Longtime NSI Software CEO Beeler Steps Down
And NSI Software, recognized by analysts as having a key position in the market for data-protection software, had just received another $7 million in Series C funding from private equity firm ABS Capital Partners to expand product development and its channels, bringing the total capital raised $60 million.
Yet Beeler, who co-founded the company 14 years ago, apparently won't be around to see the company through its next phase of growth, presuming all goes as the company plans. Beeler has quietly stepped down as chairman and CEO, though he says he will stay on for a few years as an adviser. The company's board named Dean Goodermote as his replacement. Goodermote is a seasoned executive who has taken public several companies that he has run and has merged other IT companies with other players.
Despite the fact that NSI has reported strong revenue growth, NSI wouldn't say whether it is profitable. Beeler is traveling abroad and has declined several requests for an interview, but in an e-mail forwarded by a company spokeswoman, Beeler said he has resigned for personal reasons, "and because it is the right time for NSI," he stated. "I have accomplished what I set out to accomplish with NSI and know that I am leaving the company in the strongest position possible."
Beeler also said he believes Goodermote, who has been an adviser to NSI's board for some time, is the right person to take NSI to its next phase of growth. "Dean has significant experience in leading companies through MandA processes, launching new product lines, making product acquisitions and accelerating growth strategies, in one case increasing revenue at triple-digit rates over a three-year period."
Nevertheless, the timing of Beeler's departure appears somewhat abrupt. Just days before leaving, Beeler talked to VARBusiness about his desire to grow NSI and even posed for a photo shoot. "I feel so comfortable," Beeler said in our interview last month. NSI was featured as a company that has a viable data-protection alternative to products by Veritas Software, among others, in a feature about emerging alternative vendors. The company asked that the photo be pulled, but the publication had already gone to press.
Double-Take is regarded as the leading software that performs continuous data protection and replication. Unlike backup software, continuous replication software mirrors systems while they are online. Beeler had said he was intent on not shifting into the broader backup market.

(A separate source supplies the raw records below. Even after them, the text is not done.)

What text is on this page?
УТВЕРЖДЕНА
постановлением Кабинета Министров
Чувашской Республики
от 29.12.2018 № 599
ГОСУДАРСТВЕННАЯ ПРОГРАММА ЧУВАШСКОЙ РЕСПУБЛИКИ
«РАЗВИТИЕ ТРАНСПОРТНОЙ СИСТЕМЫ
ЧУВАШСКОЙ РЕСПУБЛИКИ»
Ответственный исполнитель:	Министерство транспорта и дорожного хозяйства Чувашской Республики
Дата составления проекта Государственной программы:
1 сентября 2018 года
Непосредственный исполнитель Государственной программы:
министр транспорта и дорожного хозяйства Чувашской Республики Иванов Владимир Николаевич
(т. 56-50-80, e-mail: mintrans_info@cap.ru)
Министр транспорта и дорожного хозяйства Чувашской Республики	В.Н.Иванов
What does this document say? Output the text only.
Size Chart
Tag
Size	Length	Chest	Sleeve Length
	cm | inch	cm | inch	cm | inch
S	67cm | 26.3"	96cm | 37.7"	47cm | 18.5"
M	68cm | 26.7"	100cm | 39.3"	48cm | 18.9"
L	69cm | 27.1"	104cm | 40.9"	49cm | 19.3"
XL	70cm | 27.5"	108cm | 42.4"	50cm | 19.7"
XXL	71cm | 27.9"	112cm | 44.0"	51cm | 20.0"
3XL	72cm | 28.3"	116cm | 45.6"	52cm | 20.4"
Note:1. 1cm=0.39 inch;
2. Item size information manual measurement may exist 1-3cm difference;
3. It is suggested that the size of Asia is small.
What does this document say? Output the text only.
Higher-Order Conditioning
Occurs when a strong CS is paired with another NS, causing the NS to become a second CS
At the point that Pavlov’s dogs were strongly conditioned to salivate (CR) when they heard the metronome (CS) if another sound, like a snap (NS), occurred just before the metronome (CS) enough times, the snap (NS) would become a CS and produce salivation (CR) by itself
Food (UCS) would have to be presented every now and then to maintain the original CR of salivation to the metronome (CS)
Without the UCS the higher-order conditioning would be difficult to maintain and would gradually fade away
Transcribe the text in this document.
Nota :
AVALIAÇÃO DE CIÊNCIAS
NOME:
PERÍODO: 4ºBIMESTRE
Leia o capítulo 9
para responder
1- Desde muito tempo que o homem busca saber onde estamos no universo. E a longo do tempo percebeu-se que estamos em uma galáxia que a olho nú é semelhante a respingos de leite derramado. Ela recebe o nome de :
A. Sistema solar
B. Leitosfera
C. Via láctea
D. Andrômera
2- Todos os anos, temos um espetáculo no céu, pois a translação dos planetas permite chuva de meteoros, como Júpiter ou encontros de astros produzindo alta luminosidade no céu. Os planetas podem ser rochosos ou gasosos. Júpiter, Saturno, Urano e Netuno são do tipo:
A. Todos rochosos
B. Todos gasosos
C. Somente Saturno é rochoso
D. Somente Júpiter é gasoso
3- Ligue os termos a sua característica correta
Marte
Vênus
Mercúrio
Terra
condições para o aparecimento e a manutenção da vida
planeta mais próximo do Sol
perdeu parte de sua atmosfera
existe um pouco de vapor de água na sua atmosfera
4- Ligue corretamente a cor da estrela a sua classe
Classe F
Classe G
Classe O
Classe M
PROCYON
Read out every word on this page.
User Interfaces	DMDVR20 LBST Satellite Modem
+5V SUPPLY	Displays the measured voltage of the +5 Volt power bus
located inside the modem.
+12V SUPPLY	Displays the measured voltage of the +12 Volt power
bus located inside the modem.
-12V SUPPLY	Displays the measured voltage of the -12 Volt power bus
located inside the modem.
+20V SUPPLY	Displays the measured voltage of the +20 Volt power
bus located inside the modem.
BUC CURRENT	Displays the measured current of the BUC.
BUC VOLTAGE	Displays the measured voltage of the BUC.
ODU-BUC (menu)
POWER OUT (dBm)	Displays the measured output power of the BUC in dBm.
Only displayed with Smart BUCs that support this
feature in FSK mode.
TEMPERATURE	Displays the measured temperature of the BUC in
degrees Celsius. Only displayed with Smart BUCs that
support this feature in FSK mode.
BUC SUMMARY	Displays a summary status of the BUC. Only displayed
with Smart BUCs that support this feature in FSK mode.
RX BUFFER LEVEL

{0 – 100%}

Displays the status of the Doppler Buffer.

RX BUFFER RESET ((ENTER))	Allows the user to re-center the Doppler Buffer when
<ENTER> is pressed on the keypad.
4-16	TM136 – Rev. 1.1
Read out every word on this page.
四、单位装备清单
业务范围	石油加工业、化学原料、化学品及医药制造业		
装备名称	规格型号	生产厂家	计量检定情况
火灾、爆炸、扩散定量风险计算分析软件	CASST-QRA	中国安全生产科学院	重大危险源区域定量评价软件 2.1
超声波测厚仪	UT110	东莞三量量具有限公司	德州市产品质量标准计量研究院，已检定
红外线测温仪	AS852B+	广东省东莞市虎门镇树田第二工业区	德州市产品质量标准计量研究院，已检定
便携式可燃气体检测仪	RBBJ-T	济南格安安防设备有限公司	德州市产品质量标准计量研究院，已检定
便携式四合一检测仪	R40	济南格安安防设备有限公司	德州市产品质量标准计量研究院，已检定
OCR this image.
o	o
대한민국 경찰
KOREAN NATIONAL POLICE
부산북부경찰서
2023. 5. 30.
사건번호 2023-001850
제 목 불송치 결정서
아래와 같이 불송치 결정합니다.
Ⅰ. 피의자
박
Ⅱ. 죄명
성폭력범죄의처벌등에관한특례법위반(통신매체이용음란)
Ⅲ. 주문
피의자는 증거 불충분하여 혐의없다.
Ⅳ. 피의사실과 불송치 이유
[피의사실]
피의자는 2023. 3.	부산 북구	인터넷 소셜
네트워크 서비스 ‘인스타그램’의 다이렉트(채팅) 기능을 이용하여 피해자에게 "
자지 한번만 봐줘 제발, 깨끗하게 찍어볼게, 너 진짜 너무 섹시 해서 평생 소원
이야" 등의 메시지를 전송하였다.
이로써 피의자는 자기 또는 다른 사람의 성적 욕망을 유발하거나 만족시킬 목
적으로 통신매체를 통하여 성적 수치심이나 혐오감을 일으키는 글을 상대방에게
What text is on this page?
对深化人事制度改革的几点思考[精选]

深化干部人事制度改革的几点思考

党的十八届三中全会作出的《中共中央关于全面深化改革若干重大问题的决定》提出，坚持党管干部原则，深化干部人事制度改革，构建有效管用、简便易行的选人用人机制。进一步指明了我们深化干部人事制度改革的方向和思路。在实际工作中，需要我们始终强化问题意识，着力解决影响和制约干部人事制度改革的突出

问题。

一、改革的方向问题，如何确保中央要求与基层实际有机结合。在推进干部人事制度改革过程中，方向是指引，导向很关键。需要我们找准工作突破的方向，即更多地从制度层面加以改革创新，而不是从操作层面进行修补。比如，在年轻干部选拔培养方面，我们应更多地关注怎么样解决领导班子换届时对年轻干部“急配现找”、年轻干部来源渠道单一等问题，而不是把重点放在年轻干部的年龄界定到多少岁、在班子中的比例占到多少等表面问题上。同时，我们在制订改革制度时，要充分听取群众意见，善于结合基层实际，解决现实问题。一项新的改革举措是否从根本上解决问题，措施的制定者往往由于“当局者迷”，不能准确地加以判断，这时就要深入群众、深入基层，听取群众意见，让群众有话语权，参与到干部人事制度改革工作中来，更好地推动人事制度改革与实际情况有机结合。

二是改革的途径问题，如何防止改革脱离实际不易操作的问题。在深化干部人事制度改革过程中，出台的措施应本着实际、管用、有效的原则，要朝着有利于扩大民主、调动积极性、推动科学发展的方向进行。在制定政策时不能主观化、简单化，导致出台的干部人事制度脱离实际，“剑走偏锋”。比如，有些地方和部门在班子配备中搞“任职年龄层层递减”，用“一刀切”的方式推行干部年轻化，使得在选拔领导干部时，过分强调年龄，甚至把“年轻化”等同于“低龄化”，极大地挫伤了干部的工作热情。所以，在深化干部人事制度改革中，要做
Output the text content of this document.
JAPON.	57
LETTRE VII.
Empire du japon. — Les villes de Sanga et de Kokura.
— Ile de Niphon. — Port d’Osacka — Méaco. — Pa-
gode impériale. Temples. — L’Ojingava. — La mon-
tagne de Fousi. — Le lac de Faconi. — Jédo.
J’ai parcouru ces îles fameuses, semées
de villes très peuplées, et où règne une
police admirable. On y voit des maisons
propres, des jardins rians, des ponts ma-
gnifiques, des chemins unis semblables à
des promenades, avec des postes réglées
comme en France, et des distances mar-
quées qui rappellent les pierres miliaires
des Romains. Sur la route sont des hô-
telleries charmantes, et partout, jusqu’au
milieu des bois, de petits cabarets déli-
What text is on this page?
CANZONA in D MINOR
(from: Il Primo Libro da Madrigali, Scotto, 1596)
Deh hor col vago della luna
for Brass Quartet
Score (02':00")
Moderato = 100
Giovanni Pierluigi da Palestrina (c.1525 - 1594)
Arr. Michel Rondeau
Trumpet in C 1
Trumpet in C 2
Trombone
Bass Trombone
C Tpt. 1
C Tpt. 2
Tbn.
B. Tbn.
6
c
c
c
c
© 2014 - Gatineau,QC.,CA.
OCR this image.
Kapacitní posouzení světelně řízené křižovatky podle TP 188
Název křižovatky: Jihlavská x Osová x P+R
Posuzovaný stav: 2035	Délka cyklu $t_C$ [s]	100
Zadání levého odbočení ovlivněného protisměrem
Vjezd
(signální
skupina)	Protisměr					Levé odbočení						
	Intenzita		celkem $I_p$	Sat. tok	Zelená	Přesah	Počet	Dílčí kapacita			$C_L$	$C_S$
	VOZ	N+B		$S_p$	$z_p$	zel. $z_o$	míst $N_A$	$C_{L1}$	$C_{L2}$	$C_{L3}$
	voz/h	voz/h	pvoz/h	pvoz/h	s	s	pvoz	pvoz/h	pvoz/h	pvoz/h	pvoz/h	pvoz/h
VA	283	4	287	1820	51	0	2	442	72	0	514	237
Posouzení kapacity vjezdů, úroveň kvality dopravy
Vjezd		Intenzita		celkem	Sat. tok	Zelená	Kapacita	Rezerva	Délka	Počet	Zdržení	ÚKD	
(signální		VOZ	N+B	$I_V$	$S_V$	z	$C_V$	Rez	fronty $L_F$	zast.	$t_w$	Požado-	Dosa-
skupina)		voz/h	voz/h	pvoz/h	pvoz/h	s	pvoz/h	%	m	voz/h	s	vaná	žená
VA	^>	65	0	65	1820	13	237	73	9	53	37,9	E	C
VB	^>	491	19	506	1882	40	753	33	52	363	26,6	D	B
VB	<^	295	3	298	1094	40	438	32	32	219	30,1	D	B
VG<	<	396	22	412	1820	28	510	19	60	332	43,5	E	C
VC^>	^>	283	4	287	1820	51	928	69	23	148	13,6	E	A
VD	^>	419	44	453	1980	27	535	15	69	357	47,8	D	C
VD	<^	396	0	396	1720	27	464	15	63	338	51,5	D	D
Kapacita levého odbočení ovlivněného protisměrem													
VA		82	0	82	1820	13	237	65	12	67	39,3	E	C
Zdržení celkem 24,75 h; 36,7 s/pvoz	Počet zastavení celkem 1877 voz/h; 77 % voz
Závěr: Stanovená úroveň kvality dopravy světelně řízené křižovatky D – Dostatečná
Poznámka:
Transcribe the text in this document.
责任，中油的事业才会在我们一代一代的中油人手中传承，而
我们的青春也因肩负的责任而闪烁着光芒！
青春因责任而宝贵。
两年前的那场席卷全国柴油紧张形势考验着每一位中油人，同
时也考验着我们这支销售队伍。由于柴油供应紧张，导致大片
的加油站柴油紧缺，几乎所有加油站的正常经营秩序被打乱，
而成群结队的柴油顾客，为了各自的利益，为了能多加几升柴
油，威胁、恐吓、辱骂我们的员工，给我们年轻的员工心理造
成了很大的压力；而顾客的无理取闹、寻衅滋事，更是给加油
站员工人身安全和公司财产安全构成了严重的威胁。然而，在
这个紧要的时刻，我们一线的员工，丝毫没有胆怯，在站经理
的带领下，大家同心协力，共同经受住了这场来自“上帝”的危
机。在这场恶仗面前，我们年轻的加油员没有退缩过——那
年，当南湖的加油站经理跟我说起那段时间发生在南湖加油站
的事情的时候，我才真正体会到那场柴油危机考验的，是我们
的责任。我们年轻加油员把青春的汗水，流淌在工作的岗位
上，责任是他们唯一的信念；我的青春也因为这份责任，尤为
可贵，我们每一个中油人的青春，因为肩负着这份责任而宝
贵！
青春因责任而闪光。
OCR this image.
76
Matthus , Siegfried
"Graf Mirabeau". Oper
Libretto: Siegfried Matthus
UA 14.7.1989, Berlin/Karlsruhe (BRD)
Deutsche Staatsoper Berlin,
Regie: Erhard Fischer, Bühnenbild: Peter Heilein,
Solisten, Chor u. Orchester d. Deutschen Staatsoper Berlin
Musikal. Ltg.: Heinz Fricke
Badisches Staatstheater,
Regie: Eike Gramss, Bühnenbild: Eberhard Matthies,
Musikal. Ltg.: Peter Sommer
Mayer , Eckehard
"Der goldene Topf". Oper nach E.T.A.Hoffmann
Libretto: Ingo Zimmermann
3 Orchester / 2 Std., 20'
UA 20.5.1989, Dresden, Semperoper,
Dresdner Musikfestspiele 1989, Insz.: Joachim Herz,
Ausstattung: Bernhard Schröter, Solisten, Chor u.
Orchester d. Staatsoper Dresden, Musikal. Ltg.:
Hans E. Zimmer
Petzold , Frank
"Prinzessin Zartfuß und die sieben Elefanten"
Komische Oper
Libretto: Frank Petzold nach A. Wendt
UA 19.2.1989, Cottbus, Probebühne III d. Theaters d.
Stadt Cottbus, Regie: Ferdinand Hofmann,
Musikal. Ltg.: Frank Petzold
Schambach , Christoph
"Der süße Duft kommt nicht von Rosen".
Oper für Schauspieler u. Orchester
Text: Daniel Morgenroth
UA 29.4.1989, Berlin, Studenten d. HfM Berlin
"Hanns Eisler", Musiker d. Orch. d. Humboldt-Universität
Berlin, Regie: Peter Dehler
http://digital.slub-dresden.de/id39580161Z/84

In an interview with VARBusiness, Goodermote said that the company has no intention of shifting strategy, but indicated he would like to see the company take a more aggressive growth plan during the next year. "I think as time goes on over the next six months to a year, and we start to look out further, hopefully we will have a broader perspective about the options available to us," he said. "I've been through IPOs, I've been through MandAs and acquiring businesses."
As CEO of Process Software, a developer of internetworking software, he grew revenues by 250 percent and expanded the company's product line by acquiring a product line from Cisco. After that company was sold, Goodermote co-founded IPworks, a company that was later sold to Ericsson.
Goodermote also was CEO of Clinsoft, an ISV that develops clinical research software and was losing money at the time he joined. Through repositioning of the product line, the company returned to profitability and later merged with Phase Forward. Goodermote also took PSDI, now known as MRO Software, through an IPO and secondary offering.
Saying that an IPO for NSI Software is not "out of the purview," he did say it was not on the table currently. He insisted that he believes that he was not brought in to fix a company in trouble, but that it needs to grow faster. "I couldn't say we'd be into something specifically different, but I would hope we could seek complementary markets we could move into," Goodermote says.
Some areas he finds appealing are expanding into the area of compliance and developing appliances. "I have been through situations where I've fundamentally changed the course of the company," Goodermote said.
One NSI partner saw the change as a positive sign that the company will grow, but didn't see it as a sign that there was any specific trouble and was encouraged by the selection of Goodermote. "It seems like he's definitely got some seasoning behind him and he's fairly capable," says Shyam Manwani, a principle with S&L International. "You can see them grow to the point where they get acquired by someone larger trying to get into that space, or you could see them growing to be a stronger entity in that space overall."